También hace más de un cuarto de siglo que las primeras canciones que conocí de Silvio comenzaron a acompañar mi vida. Las noches en que cantaba sus canciones con buenos amigos, en las playas de Huelva o en Andahuaylillas; los amores imposibles; la lírica del compromiso... todos esos momentos se arremolinaron en la garganta en el concierto sevillano y brotaron de mis ojos rodando por la cara mientras la era estaba pariendo un corazón.
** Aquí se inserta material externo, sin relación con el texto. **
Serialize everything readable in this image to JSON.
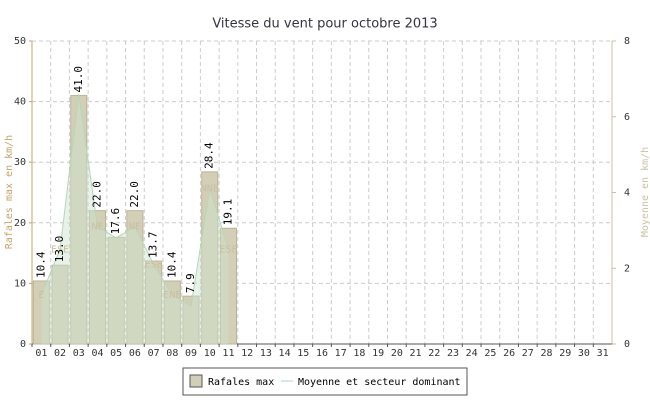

Ojalá, que la mezquindad de tanto líder del mundo libre y tanto revolucionario del pleistoceno dejen paso pronto a una Cuba libre, feliz y llena de belleza. Como la poesía y la música de Silvio. Ojalá que este concierto haya sido un signo de eso.
Gracias otra vez por esta belleza de crónica
felix.perez - Mié, 07/28/2010 - 01:22
Si alguna vez quieres ver un país que es una verdadera pena te invito al mío. Incluso los médicos cubanos que colaboran en el hospital de mi ciudad te podrán explicar cuál es la diferencia entre libertad y libertad (Burkina Faso es un país libre, no como Cuba, tiene elecciones 'democráticas', periódicamente, aunque siempre las ganen los mismos). Ellos y yo, en nuestra demagogia, no entendemos la muerte, el hambre y la miseria en aras de la 'libertad'. Nunca podremos. Hay cosas mucho más sagradas para la vida (que suele ser, más bien, la muerte) de los hombres que esa 'libertad'
Dr.J - Mar, 07/27/2010 - 13:09
Qué hermoso análisis y que post tan cierto, espero...Gracias
calonso - Lun, 07/26/2010 - 22:09
Qué hermoso post y qué análisis tan cierto, espero.... Gracias.